BJ: Say you have revision 1, then revision 2 that changes all slots, then you make revision 3 that inherits slots. Then you delete revision 2 (== delete the page then undelete 1 and 3 but not 2).[1] Does it make sense that revision 3 has slot_inherited true when the revision it inherited from has disappeared and the previous visible revision has different content for those slots?

DK: Yes. The user who made the revision did not touch the slot, so it's inherited.
But you have a point - the problem here is that revision 3 will still *show* content from the deleted revision. It's not only marked as inheriting the content, it actually still does have that content.
This may be a problem... on the other hand, we'd generally expect a revision deletion to be preceded by a rollback or undo, which would cover all slots and solve the problem.
BJ: That's not any more of a problem than it is in the current, non-MCR case.
DK: It's just more of the same problem. I'd prefer to work on getting rid of the problem, not adding to it.
BJ: Note that deleting a revision is not the same thing as "revision deletion", which would perhaps be better termed "revision info hiding".
DK: I to me, deleting a revision is "revision deletion", which is different from "suppression", which is the same as "oversight". Revision deletion uses the archive table, suppression uses the rev_deleted (aka visibility). Is this not how these terms are used on enwiki? Which terms shall we use to avoid confusion?
BJ: I have no idea what good terms might be. I tend to use "deleting a revision" for actually deleting a revision, and "RevDel" for using rev_deleted.
"oversight" may be confused with the old Extension:Oversight, which had a "hidden" table that worked like the archive table. "suppression" may specifically refer to using RevDel with the DELETED_RESTRICTED flag, rather than any use of RevDel.
DK: Yea, me neither. I just find it very confusing to use "deleted revision" and "revision deletion" for two different things.
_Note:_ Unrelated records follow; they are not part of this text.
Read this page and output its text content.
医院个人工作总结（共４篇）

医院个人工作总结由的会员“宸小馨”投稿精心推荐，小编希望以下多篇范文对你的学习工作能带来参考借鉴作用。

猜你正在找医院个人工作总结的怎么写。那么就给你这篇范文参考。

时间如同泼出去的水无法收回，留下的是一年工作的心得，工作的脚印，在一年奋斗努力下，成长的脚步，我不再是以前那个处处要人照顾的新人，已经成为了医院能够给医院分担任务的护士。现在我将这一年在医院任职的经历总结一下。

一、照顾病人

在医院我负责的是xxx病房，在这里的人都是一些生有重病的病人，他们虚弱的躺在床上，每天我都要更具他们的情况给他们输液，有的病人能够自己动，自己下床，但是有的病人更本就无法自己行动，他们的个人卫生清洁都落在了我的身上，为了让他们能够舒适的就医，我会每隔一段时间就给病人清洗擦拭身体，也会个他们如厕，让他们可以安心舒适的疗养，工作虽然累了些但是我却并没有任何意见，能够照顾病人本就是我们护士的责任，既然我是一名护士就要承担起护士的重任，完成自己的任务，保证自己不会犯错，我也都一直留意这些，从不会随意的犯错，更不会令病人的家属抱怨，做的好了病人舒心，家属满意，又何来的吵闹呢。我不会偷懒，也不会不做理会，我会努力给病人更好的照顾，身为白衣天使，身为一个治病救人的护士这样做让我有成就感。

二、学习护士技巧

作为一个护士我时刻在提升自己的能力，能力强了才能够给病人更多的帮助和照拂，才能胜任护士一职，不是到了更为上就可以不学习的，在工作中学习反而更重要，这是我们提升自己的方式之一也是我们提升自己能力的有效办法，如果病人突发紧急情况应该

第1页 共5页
BJ: Or delete both 1 and 2, so the only revision left is 3. Does it make sense that revision 3 has slot_inherited true when there is no previous revision visible?

DK: Yes, for the same reason: slot_inherited is basically "slot not edited by this revision". It's really a statement about the user's actions.

BJ: Or say you have revision 10 live and revision 11 has been deleted. Then you make revision 12 that inherits slots from revision 10. And then you undelete 11, does it become confusing that revision 12 says "inherited" when the previous revision has different content for the slot?

DK: The semantics of slot_inherited are still clear, as per the above.
But you raise a good point - what's the expected behavior? When you undelete 11 which changed slot foo, and 12 inherits slot foo - would the user expect revision 11 to now have 11's content in slot foo? That seems intuitive, but it would mean undeleting a single old revision may change the visible content of all subsequent revisions. Which could also be considered surprising.
BJ: The user might at least expect revision 12 to now show up in "show only revisions that touched the foo slot", since the content of the slot now differs from that of the previous revision.
DK: I think this behavior creates more problems than it solves. It's certainly not the intended semantics. And it's highly problematic for legal reasons (attribution).

BJ: [1]: And if you really want to break them apart, move the page with revisions 1 and 3 to a different title, which leaves revision 2 behind at the old title. Then undelete revision 2, it'll be assigned a different page ID.

DK: The inherited slot will still know the original content ID, and use that content.
BJ: Yes, obviously. You missed the point, that we could have revision 3 "inheriting" a slot with no indication as to where exactly it inherited it from.
DK: Oh, because rev_parent will be "repaired"? That's indeed a problem. The only way to fix it would be to use slot_origin.